Alumni stories: Solving society's problems, statistically speaking

The Master of Biostatistics has helped alumni Cattram Nguyen and Mathew Spittal carve out careers quantifying the impact of vaccines on disease, and health practitioner misconduct.

Associate Professor Matthew Spittal
Australian Research Council Future Fellow,
Melbourne School of Population and Global Health

Matthew Spittal
(Master of Biostatistics, 2012) has a longstanding interest in improving health and preventing injury through behaviour change. His research links behavioural research, biostatistics and epidemiology. Matthew's research program focuses on finding ways of improving how we regulate health practitioners with the goal of reducing patient harm.

What would you say you got the most out of during your time in the Master of Biostatistics at Melbourne? Learning how to think mathematically about a problem. By that I mean, listening to people about the problems they are trying to solve, and figuring out how to turn that into a testable hypothesis that can be evaluated with statistical methods.

Tell us what you love about what you are doing now, and why it’s important. I’m leading a research program that is trying to identify health practitioners who are at high risk of accruing multiple misconduct allegations. This is important because we want to reduce the many adverse events that happen to patients in the health care system. We use modern statistical methods to do this research. In fact, attempts to do this in the early 1990s largely failed, and partly this is because the statistical methodology hadn’t yet become mainstream.

What challenges in your field fire you up? When I meet with policy-makers and regulators, I find they always have important problems that they are trying to solve and they have collected really good data too. But what they need is someone to bring these two things together. I find that really exciting and the process of doing that can be really illuminating for everyone.

For instance, in one of the early studies we did in this area, we showed that 3 per cent of doctors accounted for nearly 50 per cent  of patient complaints, and we found that there were clear differences between doctors with no complaints and doctors with many complaints. This is really useful if we want to start thinking prospectively about remediation.

Cattram Nguyen
Biostatistician (Senior Research Fellow)
Clinical Epidemiology & Biostatistics Unit, New Vaccines 
Murdoch Children's Research Institute

During her Masters, Cattram spent several periods abroad, including internships at the World Health Organisation and the Research and Training Centre for Community Development in Vietnam. She returned to Australia in 2011 and commenced a PhD, which focused on multiple imputation, a statistical method for handling missing data.
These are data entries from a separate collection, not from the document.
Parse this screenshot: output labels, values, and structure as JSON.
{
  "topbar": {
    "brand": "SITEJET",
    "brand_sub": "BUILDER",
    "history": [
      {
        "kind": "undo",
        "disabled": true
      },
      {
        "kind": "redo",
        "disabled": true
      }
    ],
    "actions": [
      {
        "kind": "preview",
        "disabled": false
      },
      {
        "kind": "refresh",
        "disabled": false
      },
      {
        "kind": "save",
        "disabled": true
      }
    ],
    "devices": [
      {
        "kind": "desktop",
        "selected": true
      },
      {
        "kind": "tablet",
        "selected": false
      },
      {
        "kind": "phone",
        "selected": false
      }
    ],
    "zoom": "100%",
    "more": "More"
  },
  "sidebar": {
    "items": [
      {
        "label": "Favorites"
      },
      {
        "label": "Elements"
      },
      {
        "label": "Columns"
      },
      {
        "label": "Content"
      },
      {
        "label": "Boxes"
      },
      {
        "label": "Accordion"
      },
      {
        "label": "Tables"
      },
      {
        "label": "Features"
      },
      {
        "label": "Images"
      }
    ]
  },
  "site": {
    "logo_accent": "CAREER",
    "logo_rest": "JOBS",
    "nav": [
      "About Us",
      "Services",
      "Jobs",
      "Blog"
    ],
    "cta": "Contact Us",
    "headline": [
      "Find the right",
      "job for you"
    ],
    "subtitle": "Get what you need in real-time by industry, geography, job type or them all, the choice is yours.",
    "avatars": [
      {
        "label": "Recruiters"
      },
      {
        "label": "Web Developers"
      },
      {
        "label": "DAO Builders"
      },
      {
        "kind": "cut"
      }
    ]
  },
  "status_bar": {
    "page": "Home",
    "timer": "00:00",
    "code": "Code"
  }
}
Prior to joining MCRI, Cattram worked at the Centre for Biostatistics and Clinical Trials at the Peter MacCallum Cancer Centre, where she coordinated seven multi-centre cancer clinical trials at various stages of development and conduct.

What would you say you got the most out of during your time in the Master of Biostatistics at Melbourne?
The Masters program gave me a foundation in biostatistics that has been essential to my applied work in health research, as well as the research I do in statistical methodology. It also gave me practical and versatile skills that I can apply to many different areas, which is invaluable, given the increasing need for expertise in handling data

Tell us what you love about what you are doing now, and why it’s important.
I am working as a biostatistician in child health research. What I love about my role is that I get to work with passionate researchers, such as clinicians, epidemiologists, laboratory scientists, and other statisticians, on important questions that will make a difference to health policy and practice.

What makes you passionate about statistics and what are the challenges you are working on or intellectually curious about? Many of my statistical interests arise from the challenges that I encounter in my day-to-day work. For example, my colleagues and I are working on studies that investigate the impact of vaccines on disease as they are rolled out in countries in the Asia-Pacific. There are many statistical issues that we need to deal with – such as confounding, selection bias, missing data – which means my work is always challenging and interesting.